WeeklyWorker

26.09.1996

Chronicle of corruption

According to one tabloid newspaper, the Catholic Church has been “plunged into deep crisis” by revelations of Roderick Wright’s sexual misdemeanours.

The former Bishop of Scotland rubbed salt in the wound of the church establishment by selling his story to the News of the World for a figure thought to be around £15,000. He gave details of a previous affair which resulted in his fathering a son, now aged 15, and disclosed how he planned to marry his latest fling, Kathleen MacPhee.

Archbishop Keith O’Brien likened the wayward bishop to a Judas and urged him to present himself for ‘counselling’. Concerned for Wright’s errant soul, the archbishop warned that if he married a divorced woman, then - horror of horrors - he would be denied the right to take communion.
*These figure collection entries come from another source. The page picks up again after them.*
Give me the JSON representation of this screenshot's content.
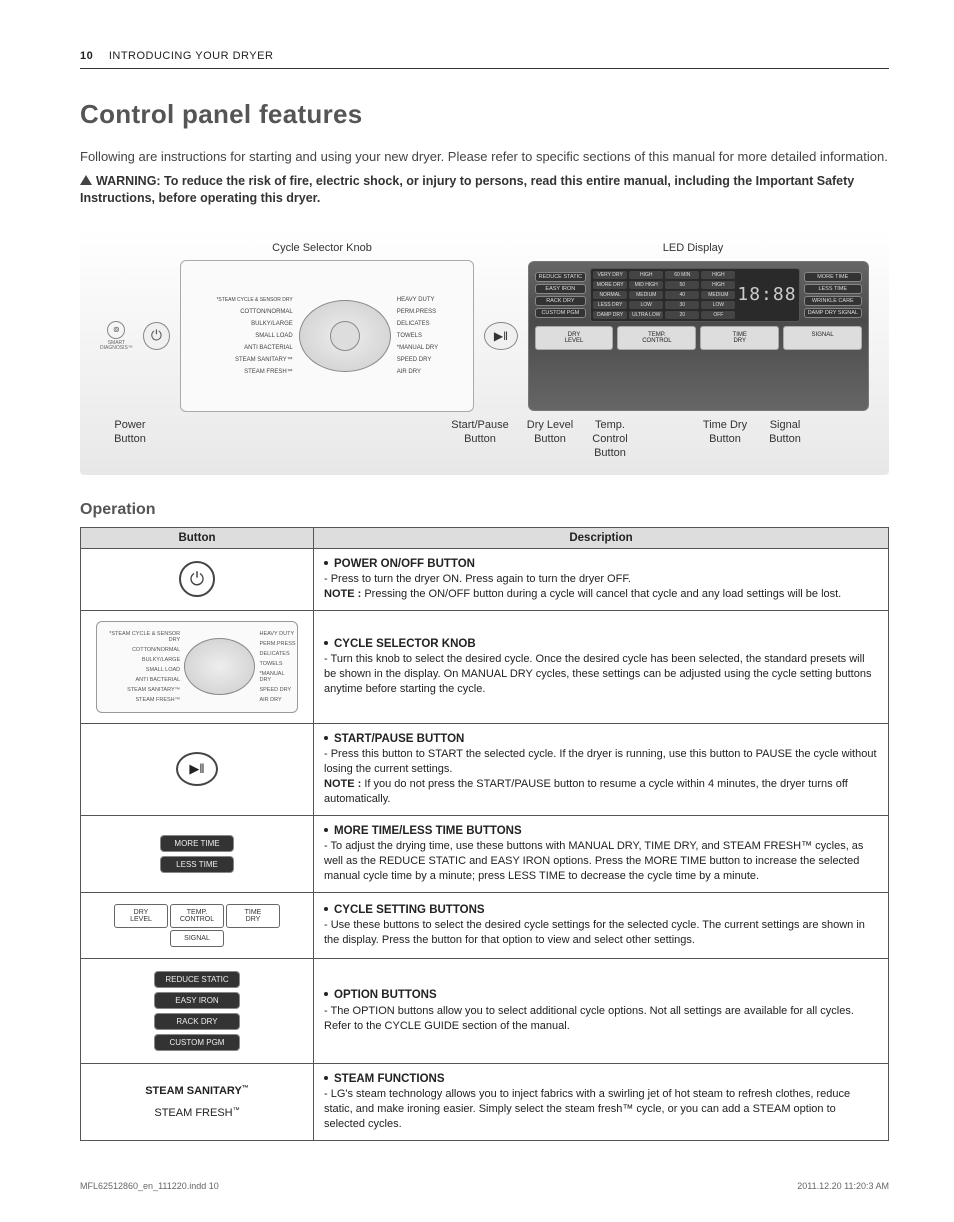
{
  "page": {
    "number": "10",
    "section": "INTRODUCING YOUR DRYER"
  },
  "title": "Control panel features",
  "intro": "Following are instructions for starting and using your new dryer. Please refer to specific sections of this manual for more detailed information.",
  "warning": "WARNING: To reduce the risk of fire, electric shock, or injury to persons, read this entire manual, including the Important Safety Instructions, before operating this dryer.",
  "diagram": {
    "top_labels": {
      "knob": "Cycle Selector Knob",
      "led": "LED Display"
    },
    "bottom_labels": {
      "power": "Power Button",
      "start": "Start/Pause\nButton",
      "dry": "Dry Level\nButton",
      "temp": "Temp.\nControl\nButton",
      "time": "Time Dry\nButton",
      "signal": "Signal\nButton"
    },
    "knob_left": [
      "*STEAM CYCLE & SENSOR DRY",
      "COTTON/NORMAL",
      "BULKY/LARGE",
      "SMALL LOAD",
      "ANTI BACTERIAL",
      "STEAM SANITARY™",
      "STEAM FRESH™"
    ],
    "knob_right": [
      "HEAVY DUTY",
      "PERM.PRESS",
      "DELICATES",
      "TOWELS",
      "*MANUAL DRY",
      "SPEED DRY",
      "AIR DRY"
    ],
    "led_left_opts": [
      "REDUCE STATIC",
      "EASY IRON",
      "RACK DRY",
      "CUSTOM PGM"
    ],
    "led_right_opts": [
      "MORE TIME",
      "LESS TIME",
      "WRINKLE CARE",
      "DAMP DRY SIGNAL"
    ],
    "led_digits": "18:88",
    "led_grid": [
      "VERY DRY",
      "HIGH",
      "60 MIN",
      "HIGH",
      "MORE DRY",
      "MID HIGH",
      "50",
      "HIGH",
      "NORMAL",
      "MEDIUM",
      "40",
      "MEDIUM",
      "LESS DRY",
      "LOW",
      "30",
      "LOW",
      "DAMP DRY",
      "ULTRA LOW",
      "20",
      "OFF"
    ],
    "led_bottom": [
      "DRY\nLEVEL",
      "TEMP.\nCONTROL",
      "TIME\nDRY",
      "SIGNAL"
    ]
  },
  "operation_heading": "Operation",
  "table": {
    "headers": {
      "button": "Button",
      "description": "Description"
    },
    "rows": [
      {
        "icon": "power",
        "title": "POWER ON/OFF BUTTON",
        "body": "- Press to turn the dryer ON. Press again to turn the dryer OFF.",
        "note": "NOTE : Pressing the ON/OFF button during a cycle will cancel that cycle and any load settings will be lost."
      },
      {
        "icon": "selector",
        "title": "CYCLE SELECTOR KNOB",
        "body": "- Turn this knob to select the desired cycle. Once the desired cycle has been selected, the standard presets will be shown in the display. On MANUAL DRY cycles, these settings can be adjusted using the cycle setting buttons anytime before starting the cycle."
      },
      {
        "icon": "start",
        "title": "START/PAUSE BUTTON",
        "body": "- Press this button to START the selected cycle. If the dryer is running, use this button to PAUSE the cycle without losing the current settings.",
        "note": "NOTE : If you do not press the START/PAUSE button to resume a cycle within 4 minutes, the dryer turns off automatically."
      },
      {
        "icon": "moretime",
        "title": "MORE TIME/LESS TIME BUTTONS",
        "body": "- To adjust the drying time, use these buttons with MANUAL DRY, TIME DRY, and STEAM FRESH™ cycles, as well as the REDUCE STATIC and EASY IRON options. Press the MORE TIME button to increase the selected manual cycle time by a minute; press LESS TIME to decrease the cycle time by a minute."
      },
      {
        "icon": "cyclesetting",
        "title": "CYCLE SETTING BUTTONS",
        "body": "- Use these buttons to select the desired cycle settings for the selected cycle. The current settings are shown in the display. Press the button for that option to view and select other settings."
      },
      {
        "icon": "option",
        "title": "OPTION BUTTONS",
        "body": "- The OPTION buttons allow you to select additional cycle options. Not all settings are available for all cycles. Refer to the CYCLE GUIDE section of the manual."
      },
      {
        "icon": "steam",
        "title": "STEAM FUNCTIONS",
        "body": "- LG's steam technology allows you to inject fabrics with a swirling jet of hot steam to refresh clothes, reduce static, and make ironing easier. Simply select the steam fresh™ cycle, or you can add a STEAM option to selected cycles."
      }
    ],
    "moretime_labels": [
      "MORE TIME",
      "LESS TIME"
    ],
    "cyclesetting_labels": [
      "DRY\nLEVEL",
      "TEMP.\nCONTROL",
      "TIME\nDRY",
      "SIGNAL"
    ],
    "option_labels": [
      "REDUCE STATIC",
      "EASY IRON",
      "RACK DRY",
      "CUSTOM PGM"
    ],
    "steam_labels": [
      "STEAM SANITARY",
      "STEAM FRESH"
    ]
  },
  "footer": {
    "left": "MFL62512860_en_111220.indd   10",
    "right": "2011.12.20   11:20:3 AM"
  }
}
In fact, far from representing a crisis, the present scandal is nothing compared to the corruption and sexual peccadillos of leading figures in the church’s 2,000-year history. It was not considered unusual for popes to install their mistresses in the Vatican, while homosexuality, incest, sodomy, bestiality and rape are just some of the well chronicled activities of past holy fathers.

The Catholic Church still solemnly declares that the function of sexual intercourse is solely for human reproduction - the basis for its ban on any form of contraception. Priests who supposedly devote their lives to the church should have no time for the distractions of a wife and family, and are therefore expected to suppress all sexual desires. It is hardly surprising that such unnatural self-restraint is beyond the capabilities of most humans.

The church’s obsession with limiting the basic human freedom to express one’s sexuality stems from its desire to dominate and control all human behaviour, subordinating it to the needs of social stability. Imposed in the name of god, this repression is actually delivered in the interests of the existing order, much to the smug satisfaction of the bourgeoisie.

It is little wonder that so few men of the cloth can live up to the requirements of their calling.